A total of 29 provincial regions have started or made plans to reform the national college entrance exam, or gaokao, offering more options to students taking the critical test, the Ministry of Education said on Thursday.
Wang Hui, director of the ministry's department of college students affairs, said 14 provincial regions have already implemented gaokao reforms. Seven regions will officially implement them in 2024, while eight others will do so in 2025.
Before the reforms, high school students were divided into liberal arts and sciences categories, in which the former needed to answer questions related to politics, history and geography on the gaokao while the latter concentrated on physics, chemistry and biology. Now, students can choose any three of these six subjects to be tested on.

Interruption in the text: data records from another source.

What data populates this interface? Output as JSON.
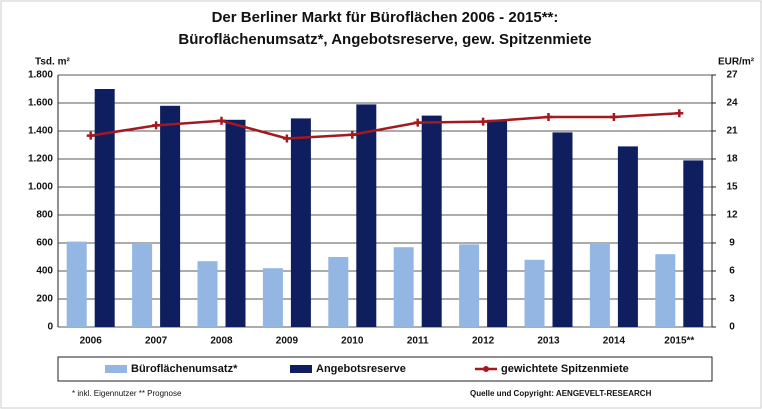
{
  "chart_data": {
    "type": "bar_line",
    "title": "Der Berliner Markt für Büroflächen 2006 - 2015**:",
    "subtitle": "Büroflächenumsatz*, Angebotsreserve, gew. Spitzenmiete",
    "y_label": "Tsd. m²",
    "y2_label": "EUR/m²",
    "categories": [
      "2006",
      "2007",
      "2008",
      "2009",
      "2010",
      "2011",
      "2012",
      "2013",
      "2014",
      "2015**"
    ],
    "series": [
      {
        "name": "Büroflächenumsatz*",
        "type": "bar",
        "color": "#93b6e2",
        "values": [
          610,
          600,
          470,
          420,
          500,
          570,
          590,
          480,
          600,
          520
        ]
      },
      {
        "name": "Angebotsreserve",
        "type": "bar",
        "color": "#0f1e5e",
        "values": [
          1700,
          1580,
          1480,
          1490,
          1590,
          1510,
          1480,
          1390,
          1290,
          1190
        ]
      },
      {
        "name": "gewichtete Spitzenmiete",
        "type": "line",
        "axis": "y2",
        "color": "#a3191f",
        "values": [
          20.5,
          21.6,
          22.1,
          20.2,
          20.6,
          21.9,
          22.0,
          22.5,
          22.5,
          22.9
        ]
      }
    ],
    "ylim": [
      0,
      1800
    ],
    "yticks": [
      0,
      200,
      400,
      600,
      800,
      {
        "value": 1000,
        "label": "1.000"
      },
      {
        "value": 1200,
        "label": "1.200"
      },
      {
        "value": 1400,
        "label": "1.400"
      },
      {
        "value": 1600,
        "label": "1.600"
      },
      {
        "value": 1800,
        "label": "1.800"
      }
    ],
    "y2lim": [
      0,
      27
    ],
    "y2ticks": [
      0,
      3,
      6,
      9,
      12,
      15,
      18,
      21,
      24,
      27
    ],
    "grid": true,
    "legend": "bottom",
    "footnote": "* inkl. Eigennutzer ** Prognose",
    "source": "Quelle und Copyright: AENGEVELT-RESEARCH"
  }
}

According to third-party surveys, students welcomed the reforms, and high school and university officials said they think the changes encourage students to learn more about the different subjects and that education officials have made progress in testing students based on their aptitudes, Wang said at a news conference on achievements in exam reforms since the 18th National Congress of the Communist Party of China in 2012.
That year, a special project was launched to enroll students in rural and formerly impoverished regions to study at key universities with lower gaokao scores.
The number of students enrolled under the project jumped from 10,000 in 2012 to 131,000 last year, with total enrollment reaching more than 950,000 students over the past decade, he said.
Moreover, the ministry launched a pilot enrollment project at top universities in 2020 focusing on students with special talents in basic disciplines including math, physics, chemistry, biology, history, philosophy and ancient Chinese characters.
More than 18,000 students have been enrolled to 39 top universities under the project, Wang added.